Calendula: Known as ‘pot marigolds’ but actually unrelated to the more common marigold family of plants (Tagetes), calendula is easy to grow and keeps flowering through the summer if you regularly pick off the seed heads. You can easily save the large curled seeds as they are easy to handle as well as drying and storing well.
Marigold: The bright yellow blooms of the many kinds of marigold are good at attracting hoverflies, bees and butterflies and the strong scent of the French Marigold types is said to deter nematodes. Like Calendula they will grow in almost any kind of soil, are easy to save seed from and often confuse pests if inter-planted with vegetables.
Chamomile and Daisy: Most composite flowers from the daisy family will attract a range of beneficial insects.

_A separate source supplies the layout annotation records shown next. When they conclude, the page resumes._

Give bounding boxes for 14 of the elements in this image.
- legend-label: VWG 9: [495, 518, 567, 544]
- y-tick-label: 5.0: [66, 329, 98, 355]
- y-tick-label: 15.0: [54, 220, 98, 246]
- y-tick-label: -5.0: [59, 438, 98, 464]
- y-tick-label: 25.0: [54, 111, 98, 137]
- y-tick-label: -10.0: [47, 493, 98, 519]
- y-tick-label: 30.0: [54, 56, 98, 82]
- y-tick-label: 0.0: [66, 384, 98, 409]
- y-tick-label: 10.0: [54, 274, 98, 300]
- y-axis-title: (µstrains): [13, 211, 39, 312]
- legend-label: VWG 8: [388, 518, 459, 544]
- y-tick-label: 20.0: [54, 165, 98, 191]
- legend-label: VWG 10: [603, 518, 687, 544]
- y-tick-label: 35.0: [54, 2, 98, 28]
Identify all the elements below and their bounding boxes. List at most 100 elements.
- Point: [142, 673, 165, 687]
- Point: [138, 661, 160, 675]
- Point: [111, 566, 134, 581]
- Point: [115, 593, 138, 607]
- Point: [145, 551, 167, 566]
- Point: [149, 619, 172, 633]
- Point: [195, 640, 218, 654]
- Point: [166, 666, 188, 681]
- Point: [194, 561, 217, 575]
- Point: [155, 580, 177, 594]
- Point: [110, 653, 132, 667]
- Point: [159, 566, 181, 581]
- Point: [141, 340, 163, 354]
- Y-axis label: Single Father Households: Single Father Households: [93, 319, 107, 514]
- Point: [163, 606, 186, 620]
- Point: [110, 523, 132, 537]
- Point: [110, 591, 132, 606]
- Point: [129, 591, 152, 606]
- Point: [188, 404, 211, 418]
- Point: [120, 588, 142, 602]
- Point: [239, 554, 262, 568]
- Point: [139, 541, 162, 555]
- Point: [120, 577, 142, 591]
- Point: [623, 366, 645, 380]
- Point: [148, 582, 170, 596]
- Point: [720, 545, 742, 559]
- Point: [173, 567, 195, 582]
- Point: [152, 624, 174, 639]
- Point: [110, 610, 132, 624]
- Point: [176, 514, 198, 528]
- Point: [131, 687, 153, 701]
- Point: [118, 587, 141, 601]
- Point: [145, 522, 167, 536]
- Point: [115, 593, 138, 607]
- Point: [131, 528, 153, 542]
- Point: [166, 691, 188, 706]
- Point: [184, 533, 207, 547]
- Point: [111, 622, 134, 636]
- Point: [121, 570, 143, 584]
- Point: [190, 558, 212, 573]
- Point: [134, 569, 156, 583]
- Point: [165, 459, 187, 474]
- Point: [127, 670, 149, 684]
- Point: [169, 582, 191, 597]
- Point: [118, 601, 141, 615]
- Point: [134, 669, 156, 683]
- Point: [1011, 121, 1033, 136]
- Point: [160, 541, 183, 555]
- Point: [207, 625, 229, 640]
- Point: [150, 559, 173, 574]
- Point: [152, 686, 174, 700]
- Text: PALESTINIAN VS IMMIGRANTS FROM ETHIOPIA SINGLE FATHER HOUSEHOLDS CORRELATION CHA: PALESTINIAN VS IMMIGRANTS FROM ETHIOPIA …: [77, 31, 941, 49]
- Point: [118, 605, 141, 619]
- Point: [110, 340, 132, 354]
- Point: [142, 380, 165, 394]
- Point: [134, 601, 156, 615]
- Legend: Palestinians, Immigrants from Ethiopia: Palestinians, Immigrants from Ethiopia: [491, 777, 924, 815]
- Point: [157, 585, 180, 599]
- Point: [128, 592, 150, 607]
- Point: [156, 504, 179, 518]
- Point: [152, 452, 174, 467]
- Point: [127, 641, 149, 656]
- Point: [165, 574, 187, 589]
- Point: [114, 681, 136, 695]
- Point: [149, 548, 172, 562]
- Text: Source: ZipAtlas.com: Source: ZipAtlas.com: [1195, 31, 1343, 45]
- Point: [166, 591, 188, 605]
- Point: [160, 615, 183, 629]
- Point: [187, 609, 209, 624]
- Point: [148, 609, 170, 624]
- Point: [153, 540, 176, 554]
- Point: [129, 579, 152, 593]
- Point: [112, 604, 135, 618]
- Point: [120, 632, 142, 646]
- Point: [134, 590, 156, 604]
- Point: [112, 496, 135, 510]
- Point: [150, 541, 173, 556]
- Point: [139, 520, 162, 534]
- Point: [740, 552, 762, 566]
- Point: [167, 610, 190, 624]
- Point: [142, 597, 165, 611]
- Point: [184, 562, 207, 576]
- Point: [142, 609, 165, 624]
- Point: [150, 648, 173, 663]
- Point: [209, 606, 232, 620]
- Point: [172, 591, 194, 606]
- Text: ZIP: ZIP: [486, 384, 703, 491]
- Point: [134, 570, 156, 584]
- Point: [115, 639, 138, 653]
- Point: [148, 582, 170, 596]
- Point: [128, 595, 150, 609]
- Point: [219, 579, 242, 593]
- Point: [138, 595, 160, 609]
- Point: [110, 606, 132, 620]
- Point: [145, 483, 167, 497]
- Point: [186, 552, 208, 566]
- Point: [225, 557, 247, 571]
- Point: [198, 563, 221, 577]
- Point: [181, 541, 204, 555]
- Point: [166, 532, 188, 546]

The flowers may not appear to be stunning but hoverflies and predatory wasps love them. An added benefit of growing chamomile is that you can make delicious fresh herbal tea from the flowers.
Poached Egg Plant (Limnanthes douglasii): One of my favorite flowers for growing along the edges of raised beds. Not only is it great at attracting hoverflies and bees but it also produces lush green stems that can easily be dug into the soil when flowering is over.
Onion and Garlic: It’s not uncommon to have some onions or garlic bolt (shoot up flower heads) or produce much smaller bulbs than expected. Rather than pulling them straight up I like to leave these ones in the ground and let the flowers fully develop. Hoverflies love them and they look quite unusual and attractive too.
Parsley, carrots etc. (the umbelliferae plant family): Again, leaving excess plants from this family to ‘flower’ attracts many beneficial insects such as hoverflies. Although not very colorful I do like the patterns of the flower heads.
Comfrey: Bees love comfrey and it also provides the perfect source of nutrient-rich mulch for your crops. However, it is highly invasive, so make sure you check out our comfrey article first.
Nasturtium: These do the opposite of attracting beneficial insects – they are highly effective at attracting blackfly away from your main crops. They lose their beauty once covered in blackfly but it is easy to remove the affected stems and dispose of them away from the vegetable plot.


Along with the above flowers, many green manures(cover crops) double up as excellent insectary plants. The following are particularly worth mentioning:

Phacelia: I love this plant and can never bear to dig it into the ground. Because it over-winters well it provides the perfect nectar source for bees as they emerge from hibernation and its lavender-colored flowers are quite distinctive. It can be left right through spring until the early summer crops need the space.
Buckwheat: Equally good at attracting beneficial insects, this takes up less space than phacelia but consequently needs to be sown more thickly if using it as a green manure.
Clover: Bees just love clover and honey bees use it to produce a delicious clover honey. Red or crimson clover is a fantastic source of nitrogen for the soil too, widely used in organic farming.